Among nonbiologic systemic immunomodulators, the incidence of serious infections was 7.53 per 1,000 patients, and in phototherapy initiators, the 6-month risk was 7.38 per 1,000 patients.

The researchers found an almost equal risk for serious infection with nonbiologic systemic immunomodulators and phototherapy treatment (RR = 1.12; 95% CI, 0.79-1.61).

One serious infection was identified among the dupilumab users, representing a risk of 2.6 per 1,000 patients, according to the researchers.

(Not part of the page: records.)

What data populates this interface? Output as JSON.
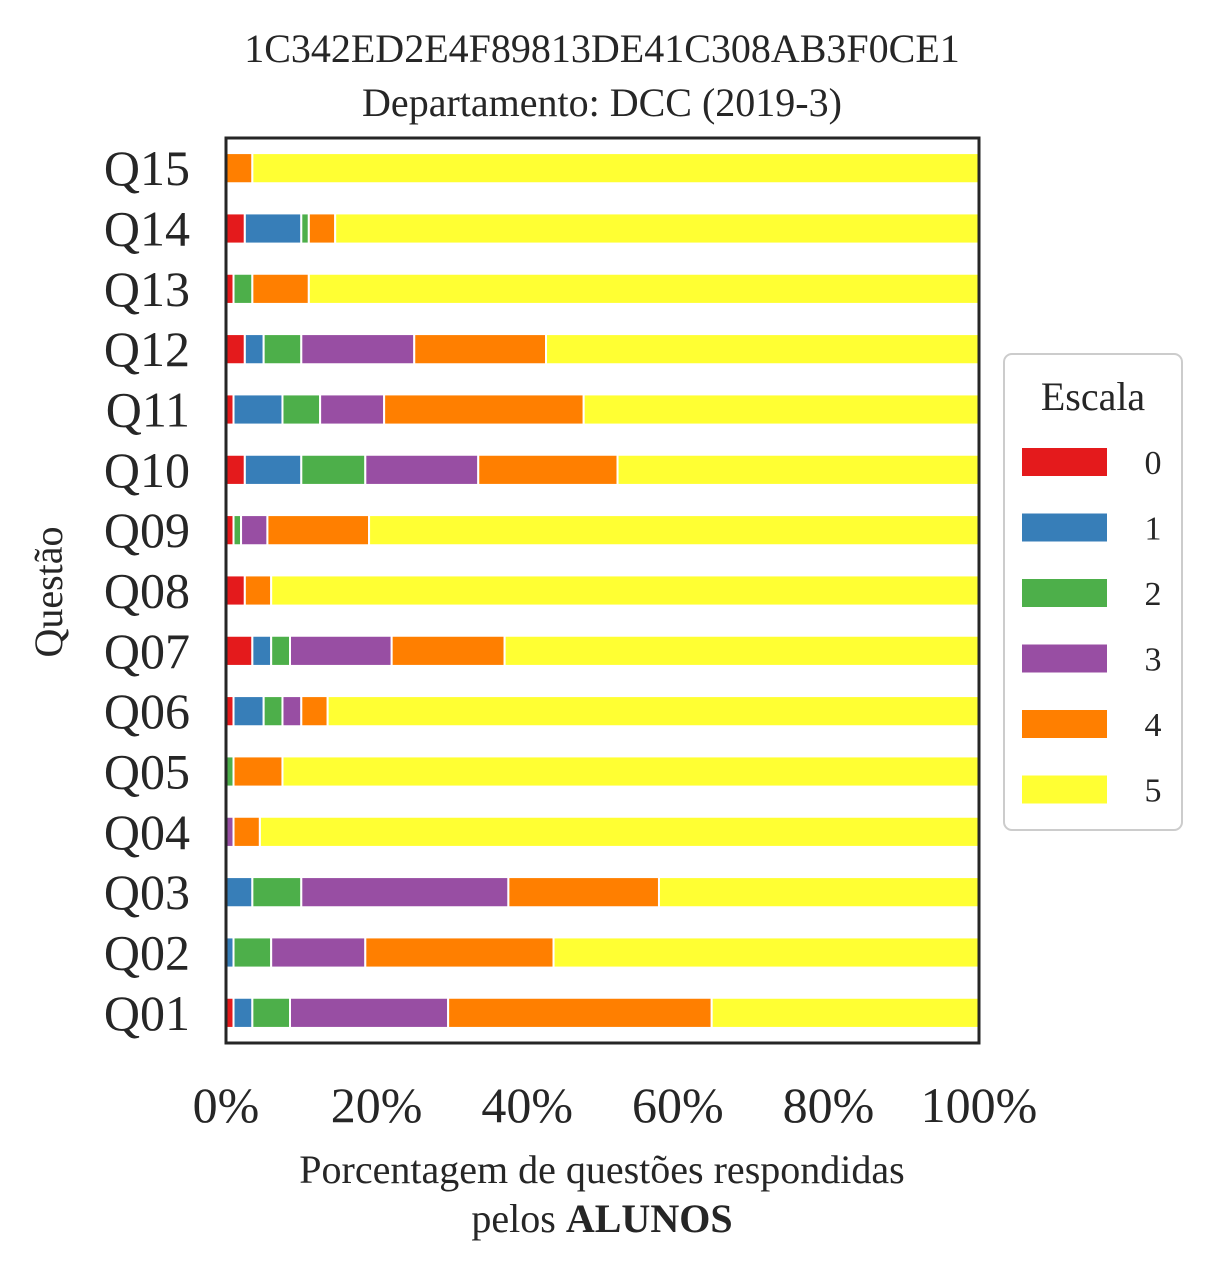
{
  "chart_data": {
    "type": "bar",
    "orientation": "horizontal",
    "stacked": true,
    "title": "1C342ED2E4F89813DE41C308AB3F0CE1",
    "subtitle": "Departamento: DCC (2019-3)",
    "xlabel_line1": "Porcentagem de questões respondidas",
    "xlabel_line2_prefix": "pelos ",
    "xlabel_line2_bold": "ALUNOS",
    "ylabel": "Questão",
    "xlim": [
      0,
      100
    ],
    "xticks": [
      "0%",
      "20%",
      "40%",
      "60%",
      "80%",
      "100%"
    ],
    "grid": false,
    "legend_title": "Escala",
    "legend_position": "center-right, outside plot",
    "categories": [
      "Q01",
      "Q02",
      "Q03",
      "Q04",
      "Q05",
      "Q06",
      "Q07",
      "Q08",
      "Q09",
      "Q10",
      "Q11",
      "Q12",
      "Q13",
      "Q14",
      "Q15"
    ],
    "series": [
      {
        "name": "0",
        "color": "#e41a1c",
        "values": [
          1.0,
          0,
          0,
          0,
          0,
          1.0,
          3.5,
          2.5,
          1.0,
          2.5,
          1.0,
          2.5,
          1.0,
          2.5,
          0
        ]
      },
      {
        "name": "1",
        "color": "#377eb8",
        "values": [
          2.5,
          1.0,
          3.5,
          0,
          0,
          4.0,
          2.5,
          0,
          0,
          7.5,
          6.5,
          2.5,
          0,
          7.5,
          0
        ]
      },
      {
        "name": "2",
        "color": "#4daf4a",
        "values": [
          5.0,
          5.0,
          6.5,
          0,
          1.0,
          2.5,
          2.5,
          0,
          1.0,
          8.5,
          5.0,
          5.0,
          2.5,
          1.0,
          0
        ]
      },
      {
        "name": "3",
        "color": "#984ea3",
        "values": [
          21.0,
          12.5,
          27.5,
          1.0,
          0,
          2.5,
          13.5,
          0,
          3.5,
          15.0,
          8.5,
          15.0,
          0,
          0,
          0
        ]
      },
      {
        "name": "4",
        "color": "#ff7f00",
        "values": [
          35.0,
          25.0,
          20.0,
          3.5,
          6.5,
          3.5,
          15.0,
          3.5,
          13.5,
          18.5,
          26.5,
          17.5,
          7.5,
          3.5,
          3.5
        ]
      },
      {
        "name": "5",
        "color": "#ffff33",
        "values": [
          35.5,
          56.5,
          42.5,
          95.5,
          92.5,
          86.5,
          63.0,
          94.0,
          81.0,
          48.0,
          52.5,
          57.5,
          89.0,
          85.5,
          96.5
        ]
      }
    ]
  }
}
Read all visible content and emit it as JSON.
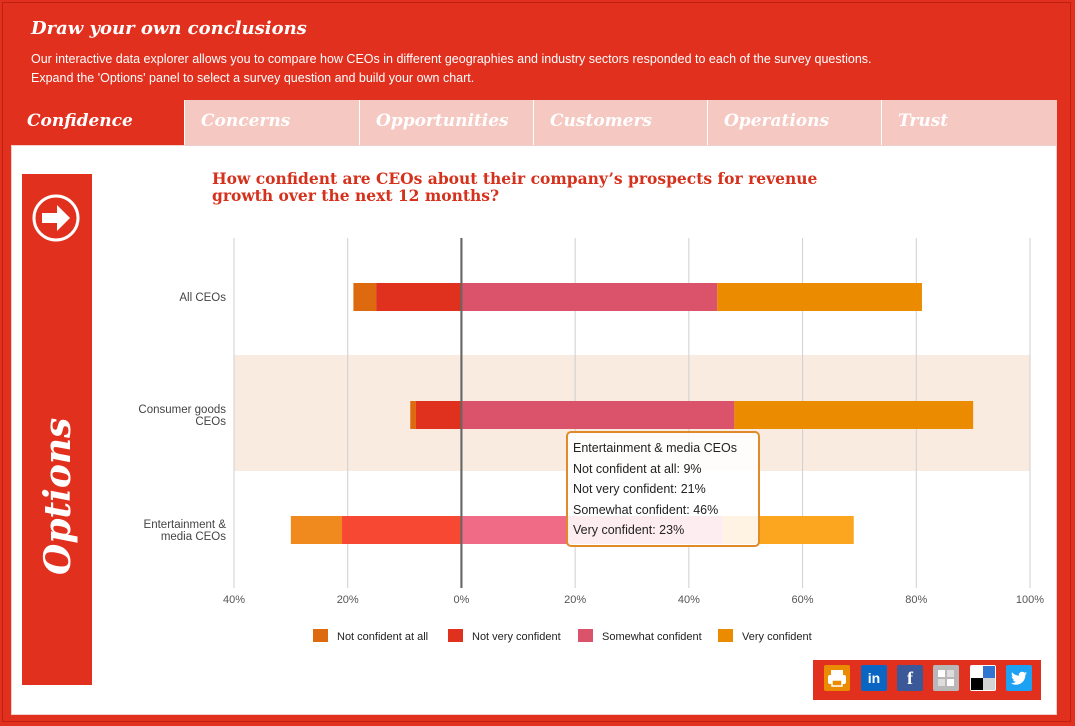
{
  "header": {
    "title": "Draw your own conclusions",
    "line1": "Our interactive data explorer allows you to compare how CEOs in different geographies and industry sectors responded to each of the survey questions.",
    "line2": "Expand the 'Options' panel to select a survey question and build your own chart."
  },
  "tabs": [
    {
      "label": "Confidence",
      "active": true
    },
    {
      "label": "Concerns",
      "active": false
    },
    {
      "label": "Opportunities",
      "active": false
    },
    {
      "label": "Customers",
      "active": false
    },
    {
      "label": "Operations",
      "active": false
    },
    {
      "label": "Trust",
      "active": false
    }
  ],
  "options": {
    "label": "Options",
    "icon": "arrow-right-icon"
  },
  "colors": {
    "brand": "#e2301f",
    "not_confident_at_all": "#de6a10",
    "not_very_confident": "#e0301e",
    "somewhat_confident": "#db536a",
    "very_confident": "#eb8c00"
  },
  "chart_data": {
    "type": "bar",
    "orientation": "horizontal",
    "stacked": "diverging",
    "title": "How confident are CEOs about their company’s prospects for revenue growth over the next 12 months?",
    "categories": [
      "All CEOs",
      "Consumer goods CEOs",
      "Entertainment & media CEOs"
    ],
    "category_labels": [
      [
        "All CEOs"
      ],
      [
        "Consumer goods",
        "CEOs"
      ],
      [
        "Entertainment &",
        "media CEOs"
      ]
    ],
    "series": [
      {
        "name": "Not confident at all",
        "side": "negative",
        "values": [
          4,
          1,
          9
        ]
      },
      {
        "name": "Not very confident",
        "side": "negative",
        "values": [
          15,
          8,
          21
        ]
      },
      {
        "name": "Somewhat confident",
        "side": "positive",
        "values": [
          45,
          48,
          46
        ]
      },
      {
        "name": "Very confident",
        "side": "positive",
        "values": [
          36,
          42,
          23
        ]
      }
    ],
    "xlim": [
      -40,
      100
    ],
    "xticks": [
      -40,
      -20,
      0,
      20,
      40,
      60,
      80,
      100
    ],
    "xtick_labels": [
      "40%",
      "20%",
      "0%",
      "20%",
      "40%",
      "60%",
      "80%",
      "100%"
    ],
    "highlighted_category": "Consumer goods CEOs",
    "hovered_category": "Entertainment & media CEOs",
    "legend_position": "bottom",
    "grid": true
  },
  "tooltip": {
    "title": "Entertainment & media CEOs",
    "lines": [
      "Not confident at all: 9%",
      "Not very confident: 21%",
      "Somewhat confident: 46%",
      "Very confident: 23%"
    ]
  },
  "share": [
    {
      "name": "print",
      "icon": "print-icon",
      "color": "#eb8c00"
    },
    {
      "name": "linkedin",
      "icon": "linkedin-icon",
      "color": "#0a66c2",
      "text": "in"
    },
    {
      "name": "facebook",
      "icon": "facebook-icon",
      "color": "#3b5998",
      "text": "f"
    },
    {
      "name": "digg",
      "icon": "digg-icon",
      "color": "#b8b8b8"
    },
    {
      "name": "delicious",
      "icon": "delicious-icon",
      "color": "#ffffff"
    },
    {
      "name": "twitter",
      "icon": "twitter-icon",
      "color": "#1da1f2"
    }
  ]
}
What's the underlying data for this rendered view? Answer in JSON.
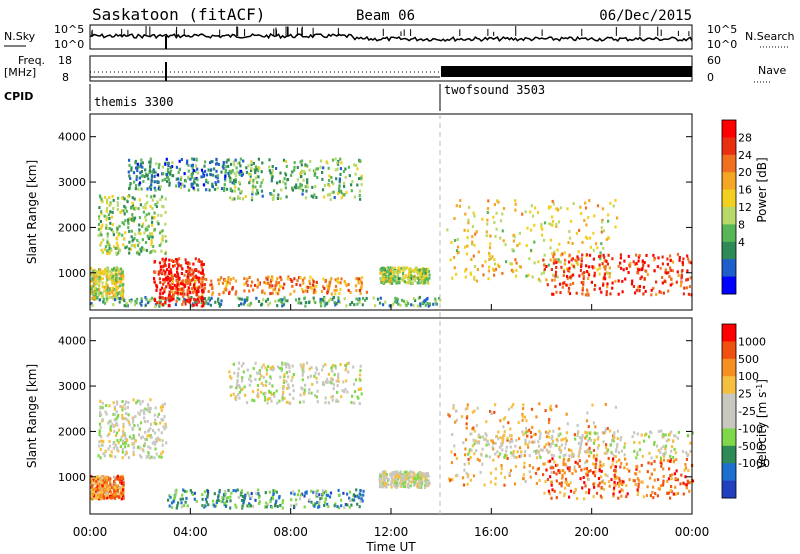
{
  "header": {
    "station": "Saskatoon (fitACF)",
    "beam": "Beam 06",
    "date": "06/Dec/2015"
  },
  "top_panels": {
    "nsky_label": "N.Sky",
    "nsky_ticks": [
      "10^5",
      "10^0"
    ],
    "nsearch_label": "N.Search",
    "nsearch_ticks": [
      "10^5",
      "10^0"
    ],
    "freq_label_1": "Freq.",
    "freq_label_2": "[MHz]",
    "freq_ticks": [
      "18",
      "8"
    ],
    "nave_label": "Nave",
    "nave_ticks": [
      "60",
      "0"
    ],
    "cpid_label": "CPID",
    "cpid_modes": [
      {
        "name": "themis 3300",
        "start_hour": 0
      },
      {
        "name": "twofsound 3503",
        "start_hour": 14
      }
    ]
  },
  "x_axis": {
    "label": "Time UT",
    "ticks": [
      "00:00",
      "04:00",
      "08:00",
      "12:00",
      "16:00",
      "20:00",
      "00:00"
    ],
    "range_hours": [
      0,
      24
    ]
  },
  "chart_data": [
    {
      "type": "heatmap",
      "panel": "power",
      "ylabel": "Slant Range [km]",
      "yticks": [
        "4000",
        "3000",
        "2000",
        "1000"
      ],
      "ylim": [
        180,
        4500
      ],
      "colorbar": {
        "label": "Power [dB]",
        "ticks": [
          "28",
          "24",
          "20",
          "16",
          "12",
          "8",
          "4"
        ],
        "colors": [
          "#0000ff",
          "#1f5fcc",
          "#2e8b57",
          "#58b658",
          "#b8d86a",
          "#f2d020",
          "#f5a623",
          "#f07020",
          "#e83010",
          "#ff0000"
        ]
      },
      "regions": [
        {
          "t": [
            0,
            1.3
          ],
          "r": [
            400,
            1100
          ],
          "level": 0.5
        },
        {
          "t": [
            0.3,
            3.0
          ],
          "r": [
            1400,
            2700
          ],
          "level": 0.4
        },
        {
          "t": [
            3.0,
            11.0
          ],
          "r": [
            500,
            900
          ],
          "level": 0.7
        },
        {
          "t": [
            5.5,
            10.8
          ],
          "r": [
            2600,
            3500
          ],
          "level": 0.35
        },
        {
          "t": [
            1.5,
            6.0
          ],
          "r": [
            2800,
            3500
          ],
          "level": 0.25
        },
        {
          "t": [
            11.5,
            13.5
          ],
          "r": [
            750,
            1100
          ],
          "level": 0.45
        },
        {
          "t": [
            14.2,
            21.0
          ],
          "r": [
            800,
            2600
          ],
          "level": 0.55
        },
        {
          "t": [
            18.0,
            24.0
          ],
          "r": [
            500,
            1400
          ],
          "level": 0.85
        },
        {
          "t": [
            0,
            14.0
          ],
          "r": [
            250,
            450
          ],
          "level": 0.3
        },
        {
          "t": [
            2.5,
            4.5
          ],
          "r": [
            250,
            1300
          ],
          "level": 0.9
        }
      ]
    },
    {
      "type": "heatmap",
      "panel": "velocity",
      "ylabel": "Slant Range [km]",
      "yticks": [
        "4000",
        "3000",
        "2000",
        "1000"
      ],
      "ylim": [
        180,
        4500
      ],
      "colorbar": {
        "label": "Velocity [m s^-1]",
        "ticks": [
          "1000",
          "500",
          "100",
          "25",
          "-25",
          "-100",
          "-500",
          "-1000"
        ],
        "colors": [
          "#2140c0",
          "#1f6fd0",
          "#2e8b57",
          "#7fd84a",
          "#c8c8c0",
          "#c8c8c0",
          "#f5c040",
          "#f59020",
          "#f05010",
          "#ff0000"
        ]
      },
      "regions": [
        {
          "t": [
            0,
            1.3
          ],
          "r": [
            500,
            1000
          ],
          "level": 0.75
        },
        {
          "t": [
            0.3,
            3.0
          ],
          "r": [
            1400,
            2700
          ],
          "level": 0.5
        },
        {
          "t": [
            3.0,
            11.0
          ],
          "r": [
            300,
            700
          ],
          "level": 0.25
        },
        {
          "t": [
            5.5,
            10.8
          ],
          "r": [
            2600,
            3500
          ],
          "level": 0.5
        },
        {
          "t": [
            11.5,
            13.5
          ],
          "r": [
            750,
            1100
          ],
          "level": 0.5
        },
        {
          "t": [
            14.2,
            21.0
          ],
          "r": [
            800,
            2600
          ],
          "level": 0.7
        },
        {
          "t": [
            18.0,
            24.0
          ],
          "r": [
            500,
            1400
          ],
          "level": 0.8
        },
        {
          "t": [
            15.0,
            24.0
          ],
          "r": [
            1400,
            2000
          ],
          "level": 0.5
        }
      ]
    }
  ]
}
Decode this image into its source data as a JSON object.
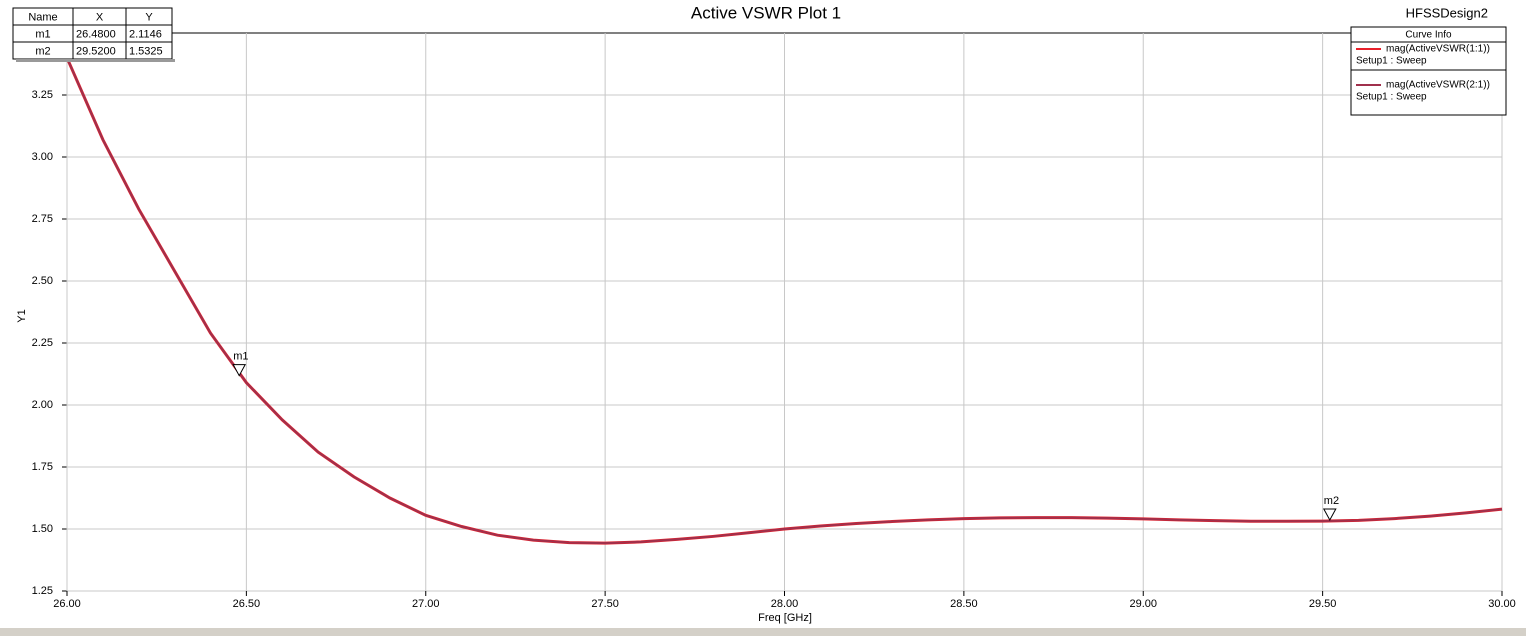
{
  "chart_data": {
    "type": "line",
    "title": "Active VSWR Plot 1",
    "design_name": "HFSSDesign2",
    "x_label": "Freq [GHz]",
    "y_label": "Y1",
    "x": [
      26.0,
      26.1,
      26.2,
      26.3,
      26.4,
      26.5,
      26.6,
      26.7,
      26.8,
      26.9,
      27.0,
      27.1,
      27.2,
      27.3,
      27.4,
      27.5,
      27.6,
      27.7,
      27.8,
      27.9,
      28.0,
      28.1,
      28.2,
      28.3,
      28.4,
      28.5,
      28.6,
      28.7,
      28.8,
      28.9,
      29.0,
      29.1,
      29.2,
      29.3,
      29.4,
      29.5,
      29.6,
      29.7,
      29.8,
      29.9,
      30.0
    ],
    "series": [
      {
        "name": "mag(ActiveVSWR(1:1))",
        "setup": "Setup1 : Sweep",
        "color": "#e8202a",
        "values": [
          3.4,
          3.07,
          2.79,
          2.54,
          2.29,
          2.09,
          1.94,
          1.81,
          1.71,
          1.625,
          1.555,
          1.51,
          1.475,
          1.455,
          1.445,
          1.443,
          1.448,
          1.458,
          1.47,
          1.485,
          1.5,
          1.512,
          1.522,
          1.53,
          1.537,
          1.542,
          1.545,
          1.546,
          1.546,
          1.544,
          1.541,
          1.537,
          1.534,
          1.531,
          1.531,
          1.532,
          1.535,
          1.542,
          1.552,
          1.565,
          1.58
        ]
      },
      {
        "name": "mag(ActiveVSWR(2:1))",
        "setup": "Setup1 : Sweep",
        "color": "#a0304c",
        "values": [
          3.4,
          3.07,
          2.79,
          2.54,
          2.29,
          2.09,
          1.94,
          1.81,
          1.71,
          1.625,
          1.555,
          1.51,
          1.475,
          1.455,
          1.445,
          1.443,
          1.448,
          1.458,
          1.47,
          1.485,
          1.5,
          1.512,
          1.522,
          1.53,
          1.537,
          1.542,
          1.545,
          1.546,
          1.546,
          1.544,
          1.541,
          1.537,
          1.534,
          1.531,
          1.531,
          1.532,
          1.535,
          1.542,
          1.552,
          1.565,
          1.58
        ]
      }
    ],
    "legend_title": "Curve Info",
    "xlim": [
      26.0,
      30.0
    ],
    "ylim": [
      1.25,
      3.5
    ],
    "xticks": [
      {
        "value": 26.0,
        "label": "26.00"
      },
      {
        "value": 26.5,
        "label": "26.50"
      },
      {
        "value": 27.0,
        "label": "27.00"
      },
      {
        "value": 27.5,
        "label": "27.50"
      },
      {
        "value": 28.0,
        "label": "28.00"
      },
      {
        "value": 28.5,
        "label": "28.50"
      },
      {
        "value": 29.0,
        "label": "29.00"
      },
      {
        "value": 29.5,
        "label": "29.50"
      },
      {
        "value": 30.0,
        "label": "30.00"
      }
    ],
    "yticks": [
      {
        "value": 1.25,
        "label": "1.25"
      },
      {
        "value": 1.5,
        "label": "1.50"
      },
      {
        "value": 1.75,
        "label": "1.75"
      },
      {
        "value": 2.0,
        "label": "2.00"
      },
      {
        "value": 2.25,
        "label": "2.25"
      },
      {
        "value": 2.5,
        "label": "2.50"
      },
      {
        "value": 2.75,
        "label": "2.75"
      },
      {
        "value": 3.0,
        "label": "3.00"
      },
      {
        "value": 3.25,
        "label": "3.25"
      }
    ],
    "grid": true,
    "marker_table_headers": [
      "Name",
      "X",
      "Y"
    ],
    "markers": [
      {
        "name": "m1",
        "x": {
          "value": 26.48,
          "label": "26.4800"
        },
        "y": {
          "value": 2.1146,
          "label": "2.1146"
        }
      },
      {
        "name": "m2",
        "x": {
          "value": 29.52,
          "label": "29.5200"
        },
        "y": {
          "value": 1.5325,
          "label": "1.5325"
        }
      }
    ]
  }
}
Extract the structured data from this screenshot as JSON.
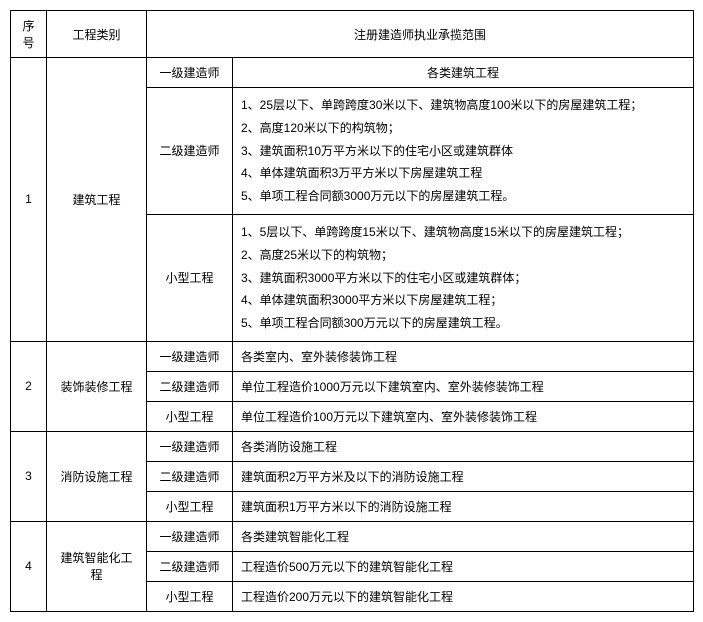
{
  "header": {
    "idx": "序号",
    "category": "工程类别",
    "scope": "注册建造师执业承揽范围"
  },
  "levels": {
    "l1": "一级建造师",
    "l2": "二级建造师",
    "sm": "小型工程"
  },
  "rows": [
    {
      "idx": "1",
      "category": "建筑工程",
      "l1": "各类建筑工程",
      "l2": "1、25层以下、单跨跨度30米以下、建筑物高度100米以下的房屋建筑工程；\n2、高度120米以下的构筑物；\n3、建筑面积10万平方米以下的住宅小区或建筑群体\n4、单体建筑面积3万平方米以下房屋建筑工程\n5、单项工程合同额3000万元以下的房屋建筑工程。",
      "sm": "1、5层以下、单跨跨度15米以下、建筑物高度15米以下的房屋建筑工程；\n2、高度25米以下的构筑物；\n3、建筑面积3000平方米以下的住宅小区或建筑群体；\n4、单体建筑面积3000平方米以下房屋建筑工程；\n5、单项工程合同额300万元以下的房屋建筑工程。"
    },
    {
      "idx": "2",
      "category": "装饰装修工程",
      "l1": "各类室内、室外装修装饰工程",
      "l2": "单位工程造价1000万元以下建筑室内、室外装修装饰工程",
      "sm": "单位工程造价100万元以下建筑室内、室外装修装饰工程"
    },
    {
      "idx": "3",
      "category": "消防设施工程",
      "l1": "各类消防设施工程",
      "l2": "建筑面积2万平方米及以下的消防设施工程",
      "sm": "建筑面积1万平方米以下的消防设施工程"
    },
    {
      "idx": "4",
      "category": "建筑智能化工程",
      "l1": "各类建筑智能化工程",
      "l2": "工程造价500万元以下的建筑智能化工程",
      "sm": "工程造价200万元以下的建筑智能化工程"
    }
  ]
}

Preliminary data on dupilumab were favorable and showed no increase in risk for infections but need confirmation in larger populations with greater follow-up, the researchers concluded. – by Abigail Sutton

Disclosure s : Schneeweiss reports no relevant financial disclosures. Please see the study for all other authors’ relevant financial disclosures.